En Ethiopie, la croissance n’élimine pas la pauvreté

par Nicolas Henin

Le premier ministre Meles Zenawi, qui sollicite un nouveau mandat dimanche 23 mai, met en avant son bilan économique, obtenu au prix d’une gestion autoritaire du pouvoir.

A Addis Abeba, Samuel Tafesse est une icône, un symbole de réussite. La fortune de cet entrepreneur, dans ce pays sans ressources qui compte encore sur le café comme principal revenu d’exportation, provient du béton, dont il est un magnat.

À la tête de sa holding, Sunshine, il a contribué à modifier l’aspect de la capitale éthiopienne. Les collines de la ville se sont couvertes de chantiers. Un peu partout, de fragiles échafaudages de bois et de ficelles s’élancent autour de silhouettes de ciment frais.
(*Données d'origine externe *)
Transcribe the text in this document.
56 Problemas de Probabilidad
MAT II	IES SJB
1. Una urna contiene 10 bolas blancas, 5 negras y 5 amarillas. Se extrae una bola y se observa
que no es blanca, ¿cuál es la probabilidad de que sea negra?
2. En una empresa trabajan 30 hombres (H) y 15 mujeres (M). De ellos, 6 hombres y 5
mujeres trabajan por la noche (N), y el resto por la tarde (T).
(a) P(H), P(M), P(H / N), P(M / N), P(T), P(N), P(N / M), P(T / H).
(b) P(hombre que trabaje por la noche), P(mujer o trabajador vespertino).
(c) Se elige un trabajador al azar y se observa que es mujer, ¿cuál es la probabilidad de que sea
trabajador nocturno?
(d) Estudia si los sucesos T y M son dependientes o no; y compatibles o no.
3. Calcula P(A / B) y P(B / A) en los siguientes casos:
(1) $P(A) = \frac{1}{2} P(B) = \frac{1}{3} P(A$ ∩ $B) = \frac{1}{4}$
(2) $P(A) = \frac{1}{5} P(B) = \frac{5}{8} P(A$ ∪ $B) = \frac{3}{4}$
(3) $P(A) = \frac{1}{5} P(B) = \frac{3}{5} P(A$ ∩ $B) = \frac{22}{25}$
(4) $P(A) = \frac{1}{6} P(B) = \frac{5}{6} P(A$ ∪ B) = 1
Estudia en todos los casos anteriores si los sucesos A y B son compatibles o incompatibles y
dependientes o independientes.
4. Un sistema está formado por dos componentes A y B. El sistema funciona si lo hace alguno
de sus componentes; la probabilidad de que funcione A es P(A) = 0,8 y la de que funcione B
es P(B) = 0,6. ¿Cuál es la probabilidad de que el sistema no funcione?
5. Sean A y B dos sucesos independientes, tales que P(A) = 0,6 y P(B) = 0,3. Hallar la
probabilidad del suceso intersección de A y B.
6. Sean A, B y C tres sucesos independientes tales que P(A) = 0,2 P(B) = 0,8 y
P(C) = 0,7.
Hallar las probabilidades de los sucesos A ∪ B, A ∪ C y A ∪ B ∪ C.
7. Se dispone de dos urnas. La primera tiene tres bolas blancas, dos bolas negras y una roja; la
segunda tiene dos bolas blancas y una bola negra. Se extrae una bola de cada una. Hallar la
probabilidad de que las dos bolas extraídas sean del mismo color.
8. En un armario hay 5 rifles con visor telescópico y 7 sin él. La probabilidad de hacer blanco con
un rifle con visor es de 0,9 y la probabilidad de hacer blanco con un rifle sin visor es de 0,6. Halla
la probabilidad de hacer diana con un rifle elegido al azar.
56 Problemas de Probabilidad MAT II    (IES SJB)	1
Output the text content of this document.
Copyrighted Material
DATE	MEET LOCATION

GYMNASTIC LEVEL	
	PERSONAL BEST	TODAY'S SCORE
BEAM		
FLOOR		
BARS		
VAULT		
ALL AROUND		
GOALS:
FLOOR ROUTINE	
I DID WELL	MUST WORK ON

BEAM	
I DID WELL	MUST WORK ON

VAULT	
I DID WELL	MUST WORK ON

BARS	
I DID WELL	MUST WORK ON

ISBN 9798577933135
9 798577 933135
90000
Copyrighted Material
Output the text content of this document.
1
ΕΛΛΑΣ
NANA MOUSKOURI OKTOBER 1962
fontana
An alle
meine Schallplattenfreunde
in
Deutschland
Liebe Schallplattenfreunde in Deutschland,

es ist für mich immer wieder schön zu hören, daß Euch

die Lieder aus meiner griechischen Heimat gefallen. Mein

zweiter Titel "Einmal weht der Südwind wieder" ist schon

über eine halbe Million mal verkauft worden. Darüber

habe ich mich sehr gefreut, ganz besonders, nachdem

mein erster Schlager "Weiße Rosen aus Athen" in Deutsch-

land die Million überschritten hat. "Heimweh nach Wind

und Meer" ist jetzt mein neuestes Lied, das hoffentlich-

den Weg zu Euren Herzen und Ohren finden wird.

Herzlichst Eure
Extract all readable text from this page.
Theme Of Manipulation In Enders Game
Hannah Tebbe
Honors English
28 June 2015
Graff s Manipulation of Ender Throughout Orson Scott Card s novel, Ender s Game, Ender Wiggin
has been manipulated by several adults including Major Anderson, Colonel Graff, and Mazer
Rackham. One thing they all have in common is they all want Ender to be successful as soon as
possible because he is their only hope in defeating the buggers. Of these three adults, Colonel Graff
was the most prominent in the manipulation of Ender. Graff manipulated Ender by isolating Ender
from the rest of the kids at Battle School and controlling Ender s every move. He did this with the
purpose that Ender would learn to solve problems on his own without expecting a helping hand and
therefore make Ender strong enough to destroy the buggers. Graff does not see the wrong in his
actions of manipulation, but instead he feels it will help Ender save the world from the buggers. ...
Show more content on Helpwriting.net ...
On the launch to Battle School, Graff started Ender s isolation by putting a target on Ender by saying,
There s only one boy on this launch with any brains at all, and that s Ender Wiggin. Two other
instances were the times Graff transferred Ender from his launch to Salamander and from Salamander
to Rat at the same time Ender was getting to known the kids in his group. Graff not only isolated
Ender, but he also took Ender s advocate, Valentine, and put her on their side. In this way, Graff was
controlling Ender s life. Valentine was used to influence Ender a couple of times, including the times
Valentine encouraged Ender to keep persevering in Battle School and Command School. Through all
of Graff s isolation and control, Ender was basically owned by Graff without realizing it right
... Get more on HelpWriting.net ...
Il ne s’agit pas de petites maisons, mais d’hôtels de luxe de douze étages, de complexes de bureaux, de maisons de standing dont le néoclassique pompeux bouscule les bidonvilles des alentours. Les mauvaises routes défoncées sont goudronnées l’une après l’autre. Et les engins de chantiers terminent un nouveau périphérique de deux fois quatre voies.

Un miracle économique

L’Éthiopie vit un miracle. Une croissance de 10 % par an depuis près de dix ans. Forte de cette prospérité, elle aime à se faire appeler le “Tigre de l’Afrique”, en référence aux économies émergentes d’Asie du Sud-Est. « Ces bons résultats sont sans doute la conséquence de l’introduction du libre marché », juge Amare Aregawi, rédacteur en chef du quotidien The Reporter.

L’économie éthiopienne est encore marquée par des années de communisme. L’État contrôle la plupart des entreprises, du juteux monopole sur les télécommunications jusqu’à la propriété de la plupart des hôtels. L’ouverture au privé s’est faite à contrecœur, sous la pression des organisations internationales. Mais elle a permis l’apparition d’une classe moyenne alimentée par les fonds de la diaspora, mais aussi très dépendante du pouvoir, puisque le gouvernement reste le principal donneur d’ordres.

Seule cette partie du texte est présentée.